Green Lantern Review

Green Lantern Review

Last week the highly anticipated Green Lantern movie debuted on the big screen. There was a lot of buzz and hype around this film however it looks like things took a turn for the worse. Green Lantern suffered scathing reviews from movie critics including a bad 24% score at Rotten Tomatoes. Despite the bad rap we still decided to check it out over the weekend.

Green Lantern Movie (June 2011)

I already had mixed emotions when I was going into the cinemas. On one hand I was bit excited because it’s still a superhero movie but on the other worried because the trailers didn’t do a good job of convincing me that I should REALLY watch it. I had to remind myself that I had the same experience with X-Men: First Class and despite the initial hesitation, that movie exceeded all of my expectations.

Sadly though, for a movie that puts courage and willpower at the center of its mythos, Green Lantern simply didn’t have enough of those virtues to fully convert fans and non-fans alike.

Synopsis
Green Lantern is the story of how Hal Jordan (Ryan Reynolds), a cocky test pilot for the Air Force, became the first human to join the Green Lantern Corp—an interstellar group of guardians tasked to keep safe the more than 3000 sectors in the known universe. Hal Jordan was selected by a dying purple alien called Abin Sur (Temuera Morrison) who crash landed on Earth after a narrow escape from the movie’s main villain, the embodiment of fear itself, Parallax.

"Purple Alien" passes on the ring to Hal Jordan

After being selected by an emerald ring (very much like Harry Potter’s ‘The wand chooses the Wizard’), the new Green Lantern zooms through the cosmos to the planet of Oa—the realm of the Green Lanterns. This majestic place is where we get to meet Hal’s mentors, the strategist Tomar-Re (voiced by Geoffrey Rush), the huge combat-training officer Kilowog (voiced by Michael Clarke Duncan) and the future nemesis Sinestro (Mark Strong). We get a glimpse of who and what are Green Lanterns and how do they rightfully wield their green rings and use thought and willpower to create various forms of matter called “Constructs”.
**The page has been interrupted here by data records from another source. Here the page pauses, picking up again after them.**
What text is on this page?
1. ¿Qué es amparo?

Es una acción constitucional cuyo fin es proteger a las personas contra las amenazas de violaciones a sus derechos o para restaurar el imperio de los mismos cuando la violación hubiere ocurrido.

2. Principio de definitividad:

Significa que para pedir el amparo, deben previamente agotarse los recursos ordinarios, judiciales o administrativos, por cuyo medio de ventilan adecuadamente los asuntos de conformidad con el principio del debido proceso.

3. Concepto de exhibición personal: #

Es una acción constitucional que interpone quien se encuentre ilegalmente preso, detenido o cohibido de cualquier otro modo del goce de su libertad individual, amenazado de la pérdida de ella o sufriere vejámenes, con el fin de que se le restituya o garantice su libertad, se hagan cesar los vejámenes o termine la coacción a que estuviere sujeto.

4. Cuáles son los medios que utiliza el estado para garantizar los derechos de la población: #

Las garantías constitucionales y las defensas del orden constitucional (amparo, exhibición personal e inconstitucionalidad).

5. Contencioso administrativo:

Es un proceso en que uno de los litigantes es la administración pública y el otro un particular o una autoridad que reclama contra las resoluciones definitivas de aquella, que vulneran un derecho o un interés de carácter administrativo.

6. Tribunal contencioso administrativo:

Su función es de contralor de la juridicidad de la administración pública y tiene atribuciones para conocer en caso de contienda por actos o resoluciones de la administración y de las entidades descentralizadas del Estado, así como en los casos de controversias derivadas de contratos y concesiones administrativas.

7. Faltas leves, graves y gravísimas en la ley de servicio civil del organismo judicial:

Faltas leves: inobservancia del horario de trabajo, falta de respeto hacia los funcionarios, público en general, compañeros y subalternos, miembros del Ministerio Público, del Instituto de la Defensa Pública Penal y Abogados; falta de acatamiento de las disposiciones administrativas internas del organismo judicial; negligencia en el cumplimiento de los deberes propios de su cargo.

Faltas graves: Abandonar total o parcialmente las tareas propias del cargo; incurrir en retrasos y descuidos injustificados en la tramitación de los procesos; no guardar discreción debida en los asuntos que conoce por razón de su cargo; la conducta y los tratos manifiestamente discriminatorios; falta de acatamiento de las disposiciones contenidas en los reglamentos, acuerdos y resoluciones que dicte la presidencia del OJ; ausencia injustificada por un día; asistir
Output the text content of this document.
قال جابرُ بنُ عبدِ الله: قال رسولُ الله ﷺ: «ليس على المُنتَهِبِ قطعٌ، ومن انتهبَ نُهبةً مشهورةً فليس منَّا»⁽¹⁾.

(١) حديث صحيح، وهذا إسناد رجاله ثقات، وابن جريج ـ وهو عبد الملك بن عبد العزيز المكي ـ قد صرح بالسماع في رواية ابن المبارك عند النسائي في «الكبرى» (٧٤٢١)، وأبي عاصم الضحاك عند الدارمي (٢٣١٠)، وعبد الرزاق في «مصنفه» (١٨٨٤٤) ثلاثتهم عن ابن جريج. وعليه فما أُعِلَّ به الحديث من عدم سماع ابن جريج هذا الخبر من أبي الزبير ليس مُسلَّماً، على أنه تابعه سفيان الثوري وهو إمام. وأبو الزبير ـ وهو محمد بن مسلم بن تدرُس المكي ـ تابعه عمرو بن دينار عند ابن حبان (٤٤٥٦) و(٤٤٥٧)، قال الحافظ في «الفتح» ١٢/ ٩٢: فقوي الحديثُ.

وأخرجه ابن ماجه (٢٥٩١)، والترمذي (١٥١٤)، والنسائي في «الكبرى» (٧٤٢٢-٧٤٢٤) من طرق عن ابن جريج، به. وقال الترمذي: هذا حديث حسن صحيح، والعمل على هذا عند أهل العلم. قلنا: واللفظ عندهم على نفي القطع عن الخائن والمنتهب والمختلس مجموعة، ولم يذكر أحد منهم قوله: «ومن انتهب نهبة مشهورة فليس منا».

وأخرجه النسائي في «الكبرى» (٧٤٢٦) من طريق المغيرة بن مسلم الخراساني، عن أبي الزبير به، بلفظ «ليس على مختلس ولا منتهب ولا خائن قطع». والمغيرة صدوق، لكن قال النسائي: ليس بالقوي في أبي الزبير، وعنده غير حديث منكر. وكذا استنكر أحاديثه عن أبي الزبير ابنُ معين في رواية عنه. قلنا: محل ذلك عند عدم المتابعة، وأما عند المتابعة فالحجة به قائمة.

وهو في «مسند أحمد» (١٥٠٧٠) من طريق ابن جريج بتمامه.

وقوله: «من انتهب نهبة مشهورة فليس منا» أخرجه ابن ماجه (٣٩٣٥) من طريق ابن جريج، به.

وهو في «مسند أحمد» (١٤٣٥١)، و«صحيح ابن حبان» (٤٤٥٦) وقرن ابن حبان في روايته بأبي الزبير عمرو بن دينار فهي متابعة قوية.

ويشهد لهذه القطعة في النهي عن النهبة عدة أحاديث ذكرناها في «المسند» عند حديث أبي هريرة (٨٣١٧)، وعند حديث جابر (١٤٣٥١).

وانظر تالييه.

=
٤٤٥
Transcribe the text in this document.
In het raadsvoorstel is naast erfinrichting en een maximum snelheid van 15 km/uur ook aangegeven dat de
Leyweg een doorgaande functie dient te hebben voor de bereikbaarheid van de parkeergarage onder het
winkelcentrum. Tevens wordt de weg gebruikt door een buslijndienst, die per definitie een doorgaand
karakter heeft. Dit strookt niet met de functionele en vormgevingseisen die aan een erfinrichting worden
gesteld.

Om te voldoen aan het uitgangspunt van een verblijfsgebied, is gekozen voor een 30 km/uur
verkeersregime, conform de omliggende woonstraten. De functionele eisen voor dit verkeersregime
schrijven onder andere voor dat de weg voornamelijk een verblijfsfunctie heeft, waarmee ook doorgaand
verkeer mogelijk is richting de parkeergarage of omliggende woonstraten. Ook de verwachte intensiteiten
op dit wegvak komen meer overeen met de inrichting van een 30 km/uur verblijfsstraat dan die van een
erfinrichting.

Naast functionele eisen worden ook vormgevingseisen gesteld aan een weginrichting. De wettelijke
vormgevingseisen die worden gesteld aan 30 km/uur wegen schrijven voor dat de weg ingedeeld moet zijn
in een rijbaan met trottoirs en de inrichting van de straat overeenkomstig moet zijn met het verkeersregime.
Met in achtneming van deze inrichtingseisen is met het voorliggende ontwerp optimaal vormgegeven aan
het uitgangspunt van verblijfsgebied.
Sinestro -- they should have made him the main villain instead.

However after what seemed like a day of training, Hal, feeling overwhelmed by everything that happened, decides to quit because he is, as he says in the film, “just human.”

On Earth, Hector Hammond was recruited by the US government to conduct a study on the dead body of Abin Sur. Having been shot by Parallax, Abin Sur still has some fragment of holds some small fragment of Parallax which transfers to Hector Hammond. And since Parallax basically detest all Green Lanterns, particularly the ring which imprisoned him (once belonging to Abin Sur now passed on to Hal), Parallax decides to pay Earth a little visit. I think you can conclude most of the stuff from here on. Yes, it’s a happy ending and the hero saves the day.

Review
What started out to be a film brimming of potential and excitement soon stagnated into long bouts of mediocrity. It ends up plummeting towards a very dismal ending sequence. The problem with Green Lantern is that the whole film production was riddled with the thing that the film tries to fight: FEAR. Fear from the source material, fear from understanding the people that will watch it, fear from “over complicating” things that the studios oversimplified each and every process that Green Lantern faced.

From the basic character development to Hal learning to wield his ring, the film skips on all the potentially juicy tidbits that make a good origin film. Think of how Iron Man 1 stuck with a whole sequence of making the Mark II suit. Or of Batman in Batman Begins to constantly brood about his transformation from Bruce Wayne to Batman. These are the stuff that makes a super hero super! If you flip it around, the producers also oversimplified the villains and more importantly the support heroes (Kilowog, Tomar-Re and Sinestro) heck they didn’t even give justice to the Guardians!

I’m not a big follower of the Green Lantern comic book hence I’m looking at this from a purely script-narrative-production aspect of the film. So when I asked my friends who are big fans of the Green Lantern mythos they basically gave the same reaction: It was dreadfully painful to watch. There are a few fun moments here and there but it was mostly brought about by Ryan Reynold’s impeccable comic timing. There are a lot more points of frustration in the film wherein the producers just threw away the source material and injected some Deus Ex Machina scenario of their own which makes everything seem contrived and, well, plain dumb. I mean explain this to me: why would beings of supreme intelligence and wisdom, the Guardians, succumb to create a ring forged from fear with just one request from Sinestro? There was no debate, no “This is wrong; this is not how the lanterns do things!” speech. Nothing, nadda!

Overall Green Lantern just failed to show its potential and it’s a disheartening thing to see that once again D.C. has another flop project that may not be franchise material after all. Given this, it’s most likely that we won’t be seeing any Justice League Live Action movie anytime soon.

Unbox Rating: 2/5

Unbox Tip: Wait until the end of the movie for an expectedly surprise clip (yes, you read that right).